Quando o caju se transforma em queijo
A holandesa Karo Tak percebeu que queijo é talvez a última coisa que os vegetarianos abandonam até se tornarem veganos.
Quando, a meias com a alemã Lisa Dickmann decidiu abrir em Lisboa o Foodprintz, um restaurante 100% vegano, onde também acontecem aulas de ioga e workshops de comida e mindfulness, decidiu investir também numa marca de queijos feitos de modo artesanal e com ingredientes do mais naturais possível, a que deu o nome de GoPal.

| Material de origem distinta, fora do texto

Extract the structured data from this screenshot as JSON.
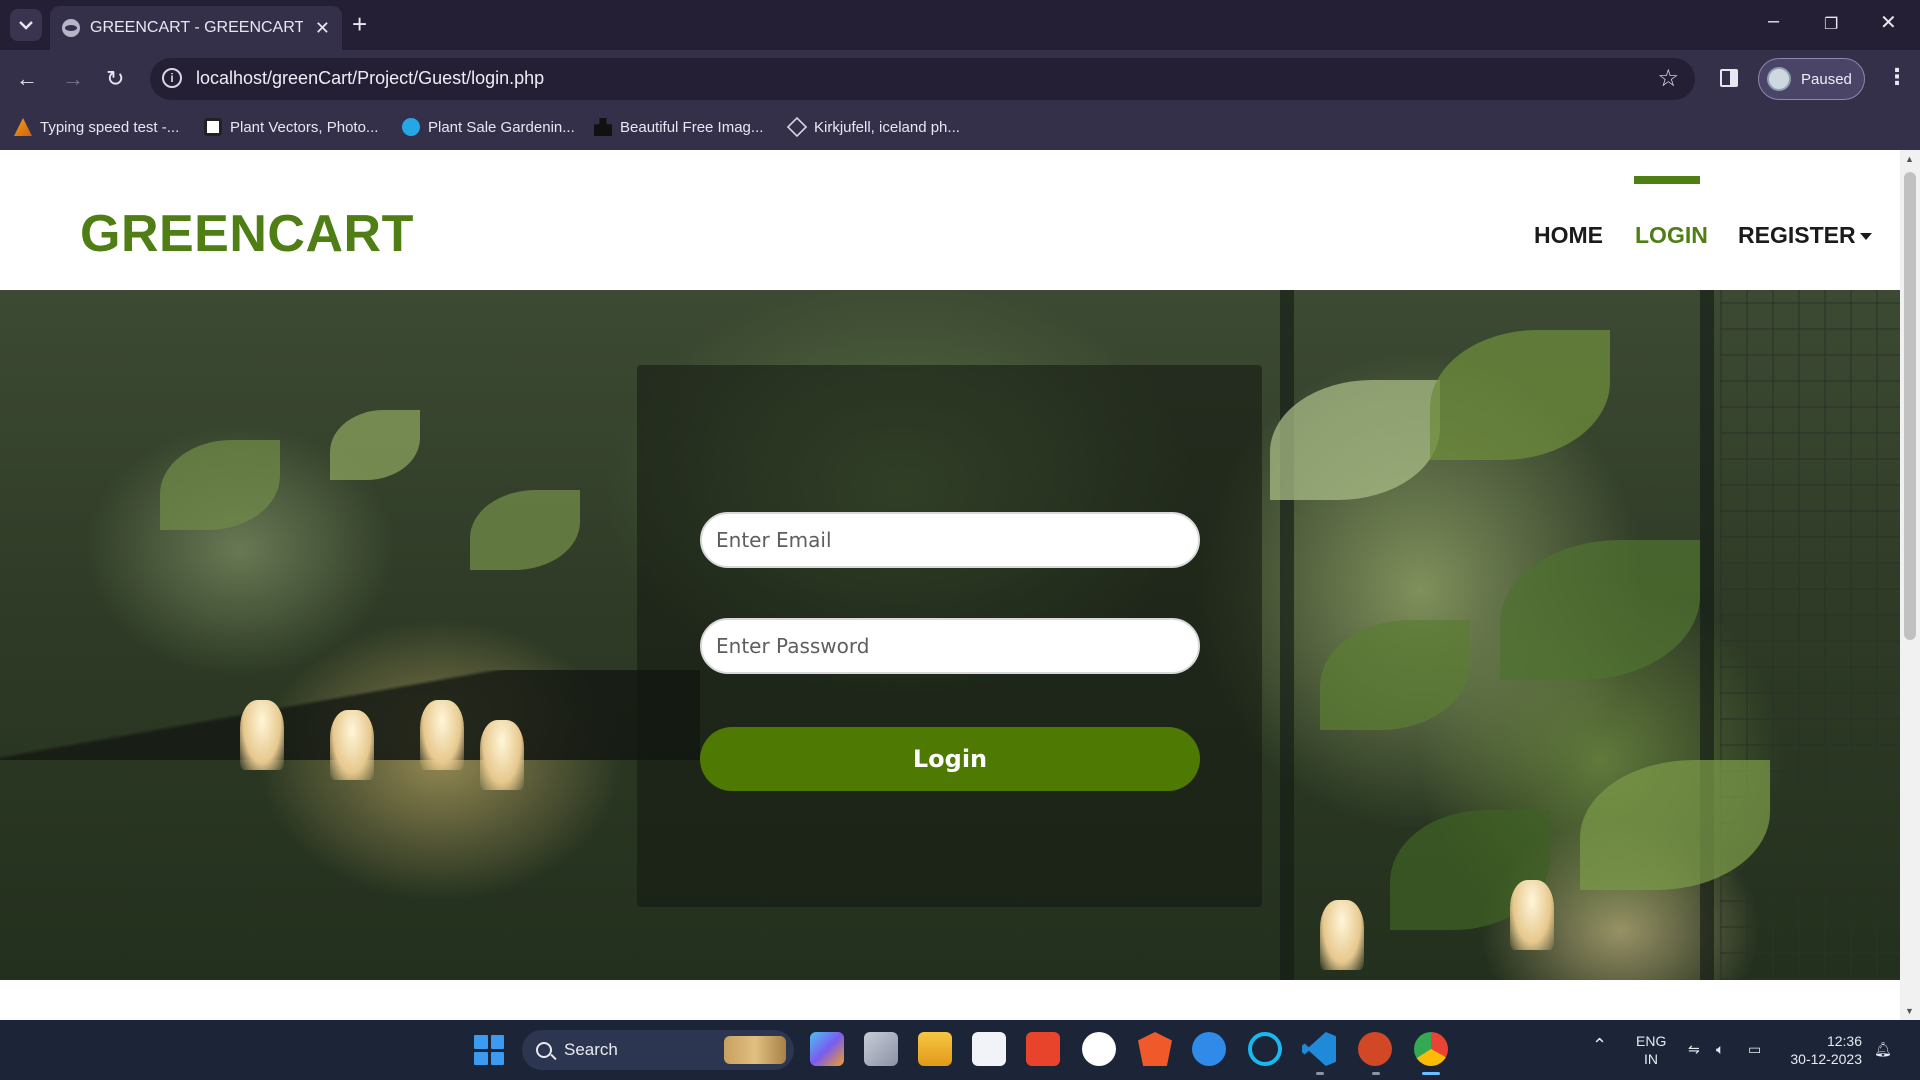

Existem versões para barrar, outras para cortar às fatias e, consoante o sabor escolhido, podem ter como ingredientes base tofu, caju, pinhões, tomate, arandos, alperces e figos secos. Nós dissemos que eram mesmo do mais natural possível. Além disso, têm sempre nomes originais como "Smooth Creaminal" ou "Holy Chèvre".
Os queijos podem ser comprados para levar para casa — estão à venda no Foodprintz e na loja Rise Clan —, mas também são servidos no restaurante, normalmente numa tábua e acompanhados com pão caseiro e frutos secos.
Preço: entre 6 e 9 euros
Onde vendem: Foodprintz (Rua Rodrigo da Fonseca 82a) e Rise Clan (Avenida Duque de Loulé, 103, Lisboa)
Ingredientes: tofu, caju, pinhões, tomates e frutas secas
Fatiados vegetarianos ou uma espécie de fiambre
Pensar em Nobre é pensar em salsichas e fiambre. Ponto. Mas talvez os mais atentos tenham já percebido que a marca tem vindo aos poucos a adaptar a sua oferta a uma clientela cada vez mais exigente. Já existem salsichas de soja e de tofu, por exemplo, às quais se juntam agora outras opções vegetarianas.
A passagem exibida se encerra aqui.